MOCAPS Report by Ron Roscoe
The April 27th, 2014 Massachusetts Old Colony Antique Phonograph Society meeting was hosted by Don Houde at his home in North Attleborough, MA. The theme was “Edison Diamond Disc Tone Tests”.
A trip by the club to the Edison National Historical Park in West Orange, NJ was further discussed. We settled on holding this on October 12-13 to coincide with the Wayne, NJ Mechanical Music Extravaganza.
The next meeting was tentatively scheduled for a Sunday in the last week of July or the third week of August, at Mark Vess’ Museum. The theme will be: Bring your favorite machine and talk about its history. The public will be invited.
Tom Rhodes on gave a presentation on Diaphragm development: This was well covered in the paper Tom handed out; but a few of the highlights are: Diaphragm development at Western Electric was an offshoot of telephone development, but it was also studied independently by Arthur Edwin Kennelly.

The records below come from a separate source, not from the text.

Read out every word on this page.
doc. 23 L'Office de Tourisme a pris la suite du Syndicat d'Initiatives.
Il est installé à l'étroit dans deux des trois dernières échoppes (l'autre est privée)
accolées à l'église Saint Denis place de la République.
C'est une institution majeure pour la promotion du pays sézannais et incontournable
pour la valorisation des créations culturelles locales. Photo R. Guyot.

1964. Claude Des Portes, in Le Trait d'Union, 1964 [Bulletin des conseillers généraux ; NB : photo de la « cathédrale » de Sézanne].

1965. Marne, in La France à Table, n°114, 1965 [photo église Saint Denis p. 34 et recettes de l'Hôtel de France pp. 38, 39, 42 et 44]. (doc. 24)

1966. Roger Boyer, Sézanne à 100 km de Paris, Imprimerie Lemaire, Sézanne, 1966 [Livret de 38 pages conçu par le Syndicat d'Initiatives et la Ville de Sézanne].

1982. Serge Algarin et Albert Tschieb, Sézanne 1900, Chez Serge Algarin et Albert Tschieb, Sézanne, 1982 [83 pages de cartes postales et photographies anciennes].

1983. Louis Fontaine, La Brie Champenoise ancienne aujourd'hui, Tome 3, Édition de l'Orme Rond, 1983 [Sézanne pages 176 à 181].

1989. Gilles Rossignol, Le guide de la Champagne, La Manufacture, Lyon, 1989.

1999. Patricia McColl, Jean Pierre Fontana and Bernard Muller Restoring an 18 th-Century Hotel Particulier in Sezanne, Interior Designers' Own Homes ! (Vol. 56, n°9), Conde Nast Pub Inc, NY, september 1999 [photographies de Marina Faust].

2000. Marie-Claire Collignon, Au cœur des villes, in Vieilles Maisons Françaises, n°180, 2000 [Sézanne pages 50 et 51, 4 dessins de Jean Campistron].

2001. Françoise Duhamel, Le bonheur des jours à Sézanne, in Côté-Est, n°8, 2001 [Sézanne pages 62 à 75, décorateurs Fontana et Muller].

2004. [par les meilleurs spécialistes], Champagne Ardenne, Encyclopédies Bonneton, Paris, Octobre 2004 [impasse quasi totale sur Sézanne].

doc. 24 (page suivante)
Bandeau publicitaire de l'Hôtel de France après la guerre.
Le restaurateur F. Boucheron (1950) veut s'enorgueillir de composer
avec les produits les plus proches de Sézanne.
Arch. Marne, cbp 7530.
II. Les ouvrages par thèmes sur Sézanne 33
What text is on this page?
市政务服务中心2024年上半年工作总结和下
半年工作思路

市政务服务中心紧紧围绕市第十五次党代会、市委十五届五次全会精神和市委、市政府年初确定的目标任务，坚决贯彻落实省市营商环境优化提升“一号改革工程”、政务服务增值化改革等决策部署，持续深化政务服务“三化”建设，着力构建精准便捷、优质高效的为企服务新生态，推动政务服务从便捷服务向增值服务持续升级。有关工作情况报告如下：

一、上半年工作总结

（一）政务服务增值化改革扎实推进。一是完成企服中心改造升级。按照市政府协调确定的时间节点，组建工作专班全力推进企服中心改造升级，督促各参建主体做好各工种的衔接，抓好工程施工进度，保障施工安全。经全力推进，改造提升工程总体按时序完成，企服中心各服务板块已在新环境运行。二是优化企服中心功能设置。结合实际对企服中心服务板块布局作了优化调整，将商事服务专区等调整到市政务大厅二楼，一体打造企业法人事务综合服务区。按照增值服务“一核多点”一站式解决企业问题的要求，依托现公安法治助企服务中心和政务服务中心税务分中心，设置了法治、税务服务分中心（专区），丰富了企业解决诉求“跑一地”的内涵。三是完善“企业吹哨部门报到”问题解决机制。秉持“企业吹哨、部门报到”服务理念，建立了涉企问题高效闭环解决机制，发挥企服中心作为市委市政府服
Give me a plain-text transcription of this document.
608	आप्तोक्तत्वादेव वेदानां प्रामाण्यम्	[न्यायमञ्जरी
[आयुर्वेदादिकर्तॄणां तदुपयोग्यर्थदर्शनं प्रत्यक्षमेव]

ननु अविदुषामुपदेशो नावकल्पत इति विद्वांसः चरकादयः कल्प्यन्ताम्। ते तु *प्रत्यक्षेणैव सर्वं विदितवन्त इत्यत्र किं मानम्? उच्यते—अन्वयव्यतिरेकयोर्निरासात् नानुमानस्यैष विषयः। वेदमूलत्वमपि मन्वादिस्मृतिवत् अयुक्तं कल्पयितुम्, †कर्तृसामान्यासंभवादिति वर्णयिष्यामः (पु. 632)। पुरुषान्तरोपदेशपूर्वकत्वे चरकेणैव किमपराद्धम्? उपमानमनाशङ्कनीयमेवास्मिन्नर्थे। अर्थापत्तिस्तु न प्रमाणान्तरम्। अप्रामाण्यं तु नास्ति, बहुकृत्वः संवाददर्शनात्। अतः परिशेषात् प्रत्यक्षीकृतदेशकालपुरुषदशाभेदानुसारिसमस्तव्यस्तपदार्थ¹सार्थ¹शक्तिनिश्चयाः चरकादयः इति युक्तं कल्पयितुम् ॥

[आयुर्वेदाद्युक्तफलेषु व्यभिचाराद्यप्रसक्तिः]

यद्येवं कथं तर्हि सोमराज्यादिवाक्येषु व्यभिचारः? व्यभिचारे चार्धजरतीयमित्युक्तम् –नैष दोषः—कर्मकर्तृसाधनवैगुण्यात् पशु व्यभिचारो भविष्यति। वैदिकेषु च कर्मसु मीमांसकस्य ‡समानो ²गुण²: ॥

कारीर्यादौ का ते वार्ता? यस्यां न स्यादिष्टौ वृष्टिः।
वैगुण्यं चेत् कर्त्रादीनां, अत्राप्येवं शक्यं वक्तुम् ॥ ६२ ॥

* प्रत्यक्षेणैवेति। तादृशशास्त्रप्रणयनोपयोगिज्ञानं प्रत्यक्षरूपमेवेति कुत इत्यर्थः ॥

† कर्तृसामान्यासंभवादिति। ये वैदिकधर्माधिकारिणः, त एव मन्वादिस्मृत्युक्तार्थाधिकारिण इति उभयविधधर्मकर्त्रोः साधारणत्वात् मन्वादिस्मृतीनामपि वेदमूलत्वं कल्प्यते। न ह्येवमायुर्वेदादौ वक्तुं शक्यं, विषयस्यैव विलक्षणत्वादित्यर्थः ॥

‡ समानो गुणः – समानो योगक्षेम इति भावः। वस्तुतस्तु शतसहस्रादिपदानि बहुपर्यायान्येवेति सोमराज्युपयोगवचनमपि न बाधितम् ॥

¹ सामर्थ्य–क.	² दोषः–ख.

Edison’s rice paper diaphragm had “less” self-resonance. This could mean that either the resonance was outside of the band of frequencies to be found on a record, or that the self-resonance was inside that band, but was well damped. Edgerton developed a phenolic-stiffened silk diaphragm. Metallic diaphragms needed to have their self-resonant frequency altered. The Orthophonic diaphragm was a minor W. E. effort by Harrison and Wente, took 18 months. The Victor Company also did diaphragm development in the mid 1920s.
Ron L’Herault on Edison Tone Tests: Ron sung along with a “re-creation” [tintype label] of “I’ve Got My Captain Working for Me Now”, written by Irving Berlin and sung by Fred Hildebrand. Nice work! As good as Ron was, it’s still hard to believe folks couldn’t tell!
Kirk Bauer: Kirk had a lot of interesting stuff to add to the discussion, including the fact that a 1915 Edison film “The Voice of the Violin” [posted on YouTube] had a place where the projectionist stopped the film and an Edison Diamond Disc machine played “Feast of the Flowers”, an American Symphony Orchestra re-creation. Kirk said that this film had a lot of influence on the format for the tone tests, such as the darkening or dimming of the room. Kirk said that the tone tests ended in 1921-22. Kirk also played a “re-creation” called “Forgotten”, by baritone Thomas Chalmers, a tone test artist. This selection was one of those actually used in the tone tests!
While no special recordings are known to have been made for the tone tests, we did speculate that perhaps a special reproducer was used. It is known that in all tone tests the DD machine was always playing; this would mean that whatever surface noise remained from the special extra layers of Condensite on the special tone test pressings was constant. Only the singer stopped and started, and of course the singers were trained to sing along with the record in a restrained manner.
One of the most interesting things that Kirk presented was the little Edison “propaganda” play called “Mr. Guy Wise, Esq.” This was intended to train Edison dealers, and is great fun to read. Additionally, Kirk showed us the “Mr. Guy Wise Scrapbook” which was rescued from a dump. This book contains dozens of contemporary newspaper clippings of Tone Tests conducted in 1915-16. It is most instructive to read them, especially the ones that give hints that maybe it WAS possible to distinguish between the Edison DD and the real artist. Here are a few of the hedge words I noticed while reading the clippings: “Except perhaps for a smaller volume of tone….”; “…except possibly for the lesser volume.”; “…so that it was at times difficult to distinguish which one (was) heard, the voice or the ‘record’…..”; “…they were scarcely distinguishable apart.”.
Bill Shenette brought his Edison “B” Home cylinder machine and played a copy of “Lincoln’s Speech at Gettysburg” by Len Spencer; cylinder # 8154, circa 1904.
A photo of President Emeritus, Bruce Young, holding his 20” Pathe Disc belonging to the host of the Don Houde.